This recipe is not completely raw but it is high-raw, vegan, and low in fat. It uses a small amount of almonds or cashews, coupled with the agar which gives it its body. I did some research on agar and found some interesting facts.
Learning about Agar
First of all it is a vegetarian gelatin substitute produced from a variety of seaweed. It is sold in health food stores in both flake and powder versions, and can be used in a variety of dairy-free and vegan recipes as a stabilizing and thickening agent
It is composed of 80% fiber, which helps stimulate intestinal peristalsis, and helps to cleanse the bowels and soften stools. Because its fiber content is so high, agar is also a mild laxative. Therefore, it may be a problem for those with weak digestive systems.
Agar also absorbs glucose and water as it passes through the digestive tract, which also aids in waste elimination. There is also evidence that agar has anti-inflammatory properties, and can help heal conditions such as hemorrhoids. I am gunna end on that note. (no pun intended hehe)
Tips and Tricks
So here’s the scoopy-doop when making agar cheeses… Number one, you need to be prepared. Have everything ready to go before you start the agar slurry. The second you take the agar off of the heat source, it starts to thicken. Make sure you have your mold(s) ready and waiting near by.

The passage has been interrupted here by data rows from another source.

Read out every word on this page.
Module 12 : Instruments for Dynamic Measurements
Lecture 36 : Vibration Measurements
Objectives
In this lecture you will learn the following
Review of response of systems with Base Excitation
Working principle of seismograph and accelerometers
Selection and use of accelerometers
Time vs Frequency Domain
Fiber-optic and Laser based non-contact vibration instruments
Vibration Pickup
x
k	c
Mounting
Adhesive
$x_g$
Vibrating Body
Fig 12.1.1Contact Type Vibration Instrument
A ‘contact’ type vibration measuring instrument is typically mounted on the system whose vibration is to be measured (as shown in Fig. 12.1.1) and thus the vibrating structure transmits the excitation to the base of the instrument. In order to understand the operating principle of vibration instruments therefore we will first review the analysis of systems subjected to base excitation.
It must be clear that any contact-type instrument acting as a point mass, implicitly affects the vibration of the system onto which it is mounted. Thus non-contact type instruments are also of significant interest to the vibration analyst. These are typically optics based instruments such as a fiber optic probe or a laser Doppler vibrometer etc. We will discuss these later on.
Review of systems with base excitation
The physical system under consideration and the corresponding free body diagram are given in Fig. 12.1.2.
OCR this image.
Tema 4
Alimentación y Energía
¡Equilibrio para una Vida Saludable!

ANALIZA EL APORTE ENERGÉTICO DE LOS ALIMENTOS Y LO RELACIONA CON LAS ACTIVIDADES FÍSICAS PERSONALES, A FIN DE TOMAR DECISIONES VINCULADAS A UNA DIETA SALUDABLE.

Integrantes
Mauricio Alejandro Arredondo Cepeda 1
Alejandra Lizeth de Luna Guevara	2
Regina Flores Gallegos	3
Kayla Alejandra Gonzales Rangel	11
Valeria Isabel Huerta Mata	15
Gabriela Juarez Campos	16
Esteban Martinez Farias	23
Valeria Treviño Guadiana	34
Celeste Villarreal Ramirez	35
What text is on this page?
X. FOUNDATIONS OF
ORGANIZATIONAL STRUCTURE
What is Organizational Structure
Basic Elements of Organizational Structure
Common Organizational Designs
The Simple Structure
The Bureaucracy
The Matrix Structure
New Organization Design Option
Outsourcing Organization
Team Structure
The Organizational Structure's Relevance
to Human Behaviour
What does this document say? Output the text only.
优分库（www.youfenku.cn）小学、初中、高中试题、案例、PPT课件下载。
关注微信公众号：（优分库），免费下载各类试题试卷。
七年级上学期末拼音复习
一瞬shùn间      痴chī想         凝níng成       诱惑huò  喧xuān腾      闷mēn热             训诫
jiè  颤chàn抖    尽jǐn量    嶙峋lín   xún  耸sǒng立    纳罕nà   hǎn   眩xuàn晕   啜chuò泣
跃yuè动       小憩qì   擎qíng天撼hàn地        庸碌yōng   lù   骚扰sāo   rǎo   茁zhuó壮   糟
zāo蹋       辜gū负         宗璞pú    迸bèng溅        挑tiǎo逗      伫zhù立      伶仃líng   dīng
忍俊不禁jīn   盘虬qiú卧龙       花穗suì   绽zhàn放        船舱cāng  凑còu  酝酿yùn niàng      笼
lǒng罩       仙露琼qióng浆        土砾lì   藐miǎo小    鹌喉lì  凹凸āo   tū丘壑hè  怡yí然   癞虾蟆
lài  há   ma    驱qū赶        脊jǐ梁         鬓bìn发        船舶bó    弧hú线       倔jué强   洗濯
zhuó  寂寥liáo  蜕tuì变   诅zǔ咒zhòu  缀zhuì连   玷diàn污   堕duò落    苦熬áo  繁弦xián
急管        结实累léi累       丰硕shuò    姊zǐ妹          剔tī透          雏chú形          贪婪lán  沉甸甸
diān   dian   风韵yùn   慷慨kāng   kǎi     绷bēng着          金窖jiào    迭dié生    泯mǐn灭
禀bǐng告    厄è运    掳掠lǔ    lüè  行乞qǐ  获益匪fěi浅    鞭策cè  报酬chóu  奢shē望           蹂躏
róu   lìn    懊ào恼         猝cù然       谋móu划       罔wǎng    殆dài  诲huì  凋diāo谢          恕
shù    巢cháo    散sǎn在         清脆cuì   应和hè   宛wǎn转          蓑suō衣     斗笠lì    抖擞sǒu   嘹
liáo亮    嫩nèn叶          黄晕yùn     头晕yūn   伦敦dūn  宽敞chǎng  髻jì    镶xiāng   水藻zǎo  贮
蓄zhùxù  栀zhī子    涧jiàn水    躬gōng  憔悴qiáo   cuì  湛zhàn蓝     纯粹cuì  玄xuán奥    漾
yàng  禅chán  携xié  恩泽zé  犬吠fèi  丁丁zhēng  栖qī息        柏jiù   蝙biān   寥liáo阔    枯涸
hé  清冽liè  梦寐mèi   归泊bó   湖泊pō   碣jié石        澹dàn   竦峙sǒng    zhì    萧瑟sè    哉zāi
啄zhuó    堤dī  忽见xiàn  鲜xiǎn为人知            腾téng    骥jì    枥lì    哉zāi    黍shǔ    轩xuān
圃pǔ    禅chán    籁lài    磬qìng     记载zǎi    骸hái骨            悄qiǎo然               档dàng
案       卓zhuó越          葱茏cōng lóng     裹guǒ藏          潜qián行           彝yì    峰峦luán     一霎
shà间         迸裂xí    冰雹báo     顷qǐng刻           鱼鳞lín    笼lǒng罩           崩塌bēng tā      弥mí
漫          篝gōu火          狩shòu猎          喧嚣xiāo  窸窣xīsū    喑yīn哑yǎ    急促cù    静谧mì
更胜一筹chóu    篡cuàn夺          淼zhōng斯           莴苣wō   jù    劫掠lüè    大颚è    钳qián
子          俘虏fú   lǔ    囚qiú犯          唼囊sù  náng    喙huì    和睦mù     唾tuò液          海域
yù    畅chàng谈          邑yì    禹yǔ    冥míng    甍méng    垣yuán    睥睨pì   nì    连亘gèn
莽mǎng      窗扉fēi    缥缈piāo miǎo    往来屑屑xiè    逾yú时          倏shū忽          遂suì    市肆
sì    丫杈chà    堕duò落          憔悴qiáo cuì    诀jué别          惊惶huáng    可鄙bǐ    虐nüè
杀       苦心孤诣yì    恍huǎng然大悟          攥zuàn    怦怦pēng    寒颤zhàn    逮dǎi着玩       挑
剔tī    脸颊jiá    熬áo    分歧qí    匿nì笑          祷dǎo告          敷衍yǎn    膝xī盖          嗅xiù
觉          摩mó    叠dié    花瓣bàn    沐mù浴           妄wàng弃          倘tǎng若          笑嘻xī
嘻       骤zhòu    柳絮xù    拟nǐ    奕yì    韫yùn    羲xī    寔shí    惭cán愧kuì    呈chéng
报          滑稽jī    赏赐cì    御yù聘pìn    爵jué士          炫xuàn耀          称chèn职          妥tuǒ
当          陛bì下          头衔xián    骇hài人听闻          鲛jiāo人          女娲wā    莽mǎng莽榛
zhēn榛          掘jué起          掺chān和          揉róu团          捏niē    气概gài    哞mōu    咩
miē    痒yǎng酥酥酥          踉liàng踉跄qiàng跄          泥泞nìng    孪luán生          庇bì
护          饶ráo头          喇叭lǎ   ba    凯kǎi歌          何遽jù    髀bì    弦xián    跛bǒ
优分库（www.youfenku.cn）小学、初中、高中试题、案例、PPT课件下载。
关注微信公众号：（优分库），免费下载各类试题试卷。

This recipe yields two cups of cheese batter so I like to fill a two cup measuring cup up with water and test my molds to make sure that it/they will hold all of the batter. If you don’t… chances are you will have some batter left over and you will be frantically scurrying all over the kitchen to quickly find something to put it in. I speak from experience… over and over. hehe
When it comes to molds, you can pretty much use any type of container. The only type that you have to watch out for is a container that narrows at the neck. If you use that, you won’t be getting your cheese out. Look for fun shapes and containers that may have a pattern etched into them. I never oil or line my containers and for the past eight years of making these types of cheese, I have never had a cheese refuse to leave the container. I hope that you enjoy this recipe. Many blessings, amie sue
yields 2 cups
- 1/2 cup raw almonds or cashews, soaked
- 1/2 cup water
- 1/4 cup nutritional yeast
- 1/4 cup lemon juice
- 2 Tbsp hemp seeds
- 2 tsp Dijon mustard
- 1/2 Tbsp onion powder
- 1/2 tsp garlic powder
- 1/2 tsp dry mustard
- 3/4 tsp Himalayan pink salt
- 1 garlic clove
- 3 tsp dry tarragon leaves
- Have the cheese mold(s) set aside and ready.
- This will make 2 cups of cheese. I like to pour a measured amount of water in my molds first, just to make sure that it (they) will hold all of the cheese batter. That way you aren’t scrambling last-minute to find something.
- Keep in mind that what ever impressions are in your container will leave an impression on your cheese. The last batch of cheese that I made said, “Recycle” on it. haha
- Soak the almonds or cashew, rinse and drain.
- Pop the skins off of the almonds. If you don’t you can see the brown flecks of the almond skins in the cheese.
- In a high-speed blender place the; almonds or cashews, water, nutritional yeast, lemon juice, hemp seeds, onion and garlic powders, dry and Dijon mustard, salt and garlic clove. Process until creamy.
- You want to batter creamy before starting the agar. If your batter is grainy, so will your cheese.
- In a small pan combine water and agar. Bring to a boil then reduce the heat and simmer, stirring often with a whisk, until completely dissolved, about 5 to 10 minutes.
- Start the blender and get a vortex going, drizzle in the agar mixture in with the other ingredients and process until completely smooth, scraping down the sides of the blender jar as necessary.
- You will need to move quickly. Agar sets up quickly.
- Be careful not to burn yourself.
- Pour the batter into the molds and cool uncovered in the refrigerator.
- When completely cool, cover and chill several more hours.
- Store covered the fridge for up to 5 to 7 days.
When it comes to creating vegan cheese with agar… you can pretty much darn near use any type of container. Here I used an antique bread loaf pan that had a neat pattern in it, and a glass beaker.
Look at the awesome pattern that it created in the cheese. You can’t see and I didn’t notice it at first but it also left an impression of “made in the USA” lol How appropriate.